29
mar 15

MAJKA (ADOPTOWANA)

Napisane przez: Michalina

1. IMIĘ: Majka
2. PŁEĆ: samica
3. RASA: mix
4. WIELKOŚĆ: Mała
5. UMASZCZENIE: czarne, podpalane
6. WIEK: 0k. 1,4 roku
7. STAN ZDROWIA: bardzo dobry
8. KASTRACJA/STERYLIZACJA: TAK
Trafiła do mnie wylękniona, przerażona, obolała z nieszczęścia i strachu. Kilka dni ” koczowała ” pod czyimś domem. Może ktoś ją dokarmiał , może  dał jej się napić. Nie mam pojęcia. Zadzwonił człowiek po straż miejską i kupkę nieszczęścia przywieziono do Przytula. Nan widok ludzi wchodzących do kojca kuliła się w kąciku, sikała pod siebie . Założenie obrozy bylo wielkim krokiem w normalne życie. Spacer…. cóż to jest spacer? Czy ręka zbliżająca się do głowy uderzy ? Zabrałam ją do siebie, wówczas była jedynym psem, który kompletnie nie dawał sobie rady w Przytulu. Nadszedł czas na kolejnego tymczasa. Pierwsze dni były trudne, zwłaszcza dla niej. Leżała skulona w leżance, dużo spała, jadła niewiele. Zapinanie smyczy zawsze wiązało się z popuszczaniem moczu. Wielkie oczy ze strachu, trwoga w sercu. I tak dzień po dniu. Maja niezwykle przywiązuje się do jednej osoby. Padło na mnie 🙂 Nie stroni jednak od czułości ze strony innych ludzi, zwłaszcza domowników. W jej sercu jest nadal wiele strachu. Na zapas szczeka na ludzi i psy. Chce powiedzieć – boję się tego co możesz mi zrobić, uprzedzę ten atak.
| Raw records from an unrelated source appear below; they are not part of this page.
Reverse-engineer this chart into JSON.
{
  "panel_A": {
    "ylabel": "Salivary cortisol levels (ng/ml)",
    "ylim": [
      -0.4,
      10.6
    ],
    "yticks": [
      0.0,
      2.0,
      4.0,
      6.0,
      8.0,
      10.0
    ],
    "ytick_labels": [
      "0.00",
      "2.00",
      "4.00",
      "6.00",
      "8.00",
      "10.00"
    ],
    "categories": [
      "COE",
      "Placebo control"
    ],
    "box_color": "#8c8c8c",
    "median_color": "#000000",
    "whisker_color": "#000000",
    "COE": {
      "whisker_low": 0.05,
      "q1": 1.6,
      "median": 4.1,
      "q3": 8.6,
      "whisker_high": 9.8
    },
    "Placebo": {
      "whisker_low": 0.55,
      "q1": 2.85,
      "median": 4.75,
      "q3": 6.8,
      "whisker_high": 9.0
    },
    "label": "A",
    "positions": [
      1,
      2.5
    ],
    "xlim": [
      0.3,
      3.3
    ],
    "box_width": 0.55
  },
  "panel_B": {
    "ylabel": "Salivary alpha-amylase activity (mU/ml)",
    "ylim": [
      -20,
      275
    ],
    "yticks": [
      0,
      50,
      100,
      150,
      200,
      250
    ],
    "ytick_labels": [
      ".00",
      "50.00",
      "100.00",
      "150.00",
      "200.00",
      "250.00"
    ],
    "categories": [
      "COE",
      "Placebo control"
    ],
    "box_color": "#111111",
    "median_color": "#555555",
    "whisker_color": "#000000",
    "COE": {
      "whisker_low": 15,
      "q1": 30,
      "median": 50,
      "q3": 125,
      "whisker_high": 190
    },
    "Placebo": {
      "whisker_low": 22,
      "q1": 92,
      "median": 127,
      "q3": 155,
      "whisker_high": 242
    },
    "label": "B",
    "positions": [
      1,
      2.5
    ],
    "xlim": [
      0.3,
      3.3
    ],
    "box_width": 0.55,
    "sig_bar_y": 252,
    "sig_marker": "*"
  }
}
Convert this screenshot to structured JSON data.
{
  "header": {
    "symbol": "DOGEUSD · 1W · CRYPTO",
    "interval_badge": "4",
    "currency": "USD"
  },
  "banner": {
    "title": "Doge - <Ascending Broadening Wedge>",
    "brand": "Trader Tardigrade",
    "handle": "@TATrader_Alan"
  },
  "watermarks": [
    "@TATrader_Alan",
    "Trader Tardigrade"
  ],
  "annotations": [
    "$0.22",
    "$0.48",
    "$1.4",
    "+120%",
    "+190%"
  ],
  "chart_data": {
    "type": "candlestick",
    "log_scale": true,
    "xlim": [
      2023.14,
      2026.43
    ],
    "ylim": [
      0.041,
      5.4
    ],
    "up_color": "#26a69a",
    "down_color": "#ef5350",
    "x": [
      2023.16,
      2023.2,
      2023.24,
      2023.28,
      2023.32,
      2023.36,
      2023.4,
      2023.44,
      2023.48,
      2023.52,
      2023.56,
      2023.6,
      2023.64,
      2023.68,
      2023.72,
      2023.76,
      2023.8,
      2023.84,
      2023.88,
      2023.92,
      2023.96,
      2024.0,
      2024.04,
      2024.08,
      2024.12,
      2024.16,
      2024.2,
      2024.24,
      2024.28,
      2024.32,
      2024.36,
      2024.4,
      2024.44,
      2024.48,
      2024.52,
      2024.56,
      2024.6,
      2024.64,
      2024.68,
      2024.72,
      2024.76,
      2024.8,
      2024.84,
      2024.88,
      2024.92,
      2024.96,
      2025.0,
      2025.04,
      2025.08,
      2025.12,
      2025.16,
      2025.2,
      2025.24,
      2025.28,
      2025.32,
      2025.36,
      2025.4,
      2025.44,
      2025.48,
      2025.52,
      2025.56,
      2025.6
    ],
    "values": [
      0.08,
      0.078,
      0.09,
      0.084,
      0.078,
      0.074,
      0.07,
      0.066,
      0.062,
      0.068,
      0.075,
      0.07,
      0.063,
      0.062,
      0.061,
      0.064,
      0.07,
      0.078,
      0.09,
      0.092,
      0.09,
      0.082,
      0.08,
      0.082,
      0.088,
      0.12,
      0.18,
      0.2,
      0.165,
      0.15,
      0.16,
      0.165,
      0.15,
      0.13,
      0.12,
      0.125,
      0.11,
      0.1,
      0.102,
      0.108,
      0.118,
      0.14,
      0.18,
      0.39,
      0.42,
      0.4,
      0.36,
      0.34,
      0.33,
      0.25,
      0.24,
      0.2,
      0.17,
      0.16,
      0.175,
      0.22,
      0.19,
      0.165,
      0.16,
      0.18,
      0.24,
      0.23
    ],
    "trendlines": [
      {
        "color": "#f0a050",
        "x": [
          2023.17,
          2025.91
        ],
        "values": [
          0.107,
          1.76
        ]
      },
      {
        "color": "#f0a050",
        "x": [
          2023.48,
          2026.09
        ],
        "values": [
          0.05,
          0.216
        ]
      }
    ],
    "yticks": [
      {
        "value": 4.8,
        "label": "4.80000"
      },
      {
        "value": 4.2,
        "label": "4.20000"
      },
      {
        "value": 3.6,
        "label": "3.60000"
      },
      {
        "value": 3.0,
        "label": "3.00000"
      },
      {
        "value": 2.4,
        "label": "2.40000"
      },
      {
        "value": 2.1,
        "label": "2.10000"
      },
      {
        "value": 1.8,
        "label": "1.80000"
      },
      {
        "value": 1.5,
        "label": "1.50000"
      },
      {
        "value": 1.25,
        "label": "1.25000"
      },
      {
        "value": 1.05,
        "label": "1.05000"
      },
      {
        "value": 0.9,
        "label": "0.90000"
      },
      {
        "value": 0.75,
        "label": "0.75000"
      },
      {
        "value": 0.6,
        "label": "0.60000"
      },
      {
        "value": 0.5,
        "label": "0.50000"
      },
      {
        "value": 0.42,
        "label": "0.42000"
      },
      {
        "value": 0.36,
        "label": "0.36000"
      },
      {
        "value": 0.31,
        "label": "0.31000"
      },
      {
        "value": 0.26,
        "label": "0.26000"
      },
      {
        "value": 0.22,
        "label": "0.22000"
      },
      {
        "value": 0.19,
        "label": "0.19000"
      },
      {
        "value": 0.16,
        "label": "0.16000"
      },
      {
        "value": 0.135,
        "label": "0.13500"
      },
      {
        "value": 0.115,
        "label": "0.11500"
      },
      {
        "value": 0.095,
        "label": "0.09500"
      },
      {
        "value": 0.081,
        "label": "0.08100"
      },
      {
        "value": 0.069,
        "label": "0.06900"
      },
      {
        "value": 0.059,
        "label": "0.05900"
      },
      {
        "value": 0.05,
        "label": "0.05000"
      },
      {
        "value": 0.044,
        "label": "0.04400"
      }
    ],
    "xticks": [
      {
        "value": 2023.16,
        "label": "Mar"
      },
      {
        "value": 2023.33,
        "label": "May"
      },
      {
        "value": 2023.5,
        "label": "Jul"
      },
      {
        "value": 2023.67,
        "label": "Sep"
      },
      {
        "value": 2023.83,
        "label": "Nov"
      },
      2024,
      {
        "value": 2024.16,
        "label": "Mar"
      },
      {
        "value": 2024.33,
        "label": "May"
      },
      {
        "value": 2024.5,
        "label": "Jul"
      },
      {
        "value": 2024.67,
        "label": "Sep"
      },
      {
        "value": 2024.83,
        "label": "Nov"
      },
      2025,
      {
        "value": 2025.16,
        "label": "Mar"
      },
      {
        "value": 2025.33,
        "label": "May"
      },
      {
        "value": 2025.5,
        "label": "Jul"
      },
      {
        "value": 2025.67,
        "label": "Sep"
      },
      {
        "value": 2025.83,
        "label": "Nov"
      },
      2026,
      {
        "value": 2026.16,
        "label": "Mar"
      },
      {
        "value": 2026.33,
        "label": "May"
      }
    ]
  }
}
Nie myśl sobie, że jestem słaba. Na spacery jeździmy samochodem. Gdy dojeżdżamy do leśnego parkingu w aucie słychać donośne dźwięki radości i podniecenia jakie Maja wydaje ciesząc się na spacer.W uszach wibruje wysoki pisk a ona biega po tylnej kanapie przepychając się między pozostałą dwójką. Otwierają się drzwi a ona wystrzela jak z procy. Krzyczy całą sobą – Lesie, jestem …Powietrze oddycham tobą 🙂 Liście są rozgarniane przez jej malutkie łapki. W górę i na boki wzbijają się fontanny rozkopywanego piachu. Należny sprawdzić każdy otwór w ziemi, rozgrzebać, pogłębić poprawić. Mała biega za każdym nawet najmniejszym żyjątkiem. Chodzi więc na smyczy aby nie zakłócać spokoju leśnym stworzeniom. Uwielbia biegać za szyszkami, nosić patyki w pyszczku. W domu bawi się pluszakami, biega za piłką. Jest niezwykle szybka, gibka, zwrotna. Nie brudzi i nie niszczy. Może pozostawać sama. Jest zazdrosna o opiekuna. Potrafi odsunąć ode  mnie resztę zwierząt. Zagarnia mnie tylko dla siebie. Chyba boi się utraty zainteresowania.  Spuszczona z oka w ogrodzie prowadzi prace ziemne. Kopanie to jej wielka pasja. Na szczęście realizuje ją głównie na spacerach. To niezwykle oddany, trochę hałaśliwy psiak, pelen bojaźni, która jednak z upływem czasu zamienia się w zaufanie. Maja odda nowemu opiekunowi swe serca w całości licząc na zrozumienie i opiekę. Agata

DANE ZGŁASZAJĄCEGO:

IMIĘ I NAZWISKO: TOZ Goleniów
ADRES: dom tymczasowy w Goleniowie
TELEFON KONTAKTOWY: 608020331
ADRES E-MAIL: yabadu.gold@vp.pl

 maja 009

 

maja 001

 

 

maja 015

maja 013

MAJA2




Zostaw komentarz

*




Ostatnie komentarze:

  • Aleksandra: Czy pies, którego właściciel wyjechał za granice i zostawił ...
  • Michalina: Piegus ciągle przebywa w przytulisku w Budnie. W jego sprawi...
  • Małgorzata: Dzień dobry, czy Piegusa można jeszcze adoptować ?...
  • Michalina: Koral znalazl dom :)...
  • Iwona: Jak się zachowuje w towarzystwie dzieci?...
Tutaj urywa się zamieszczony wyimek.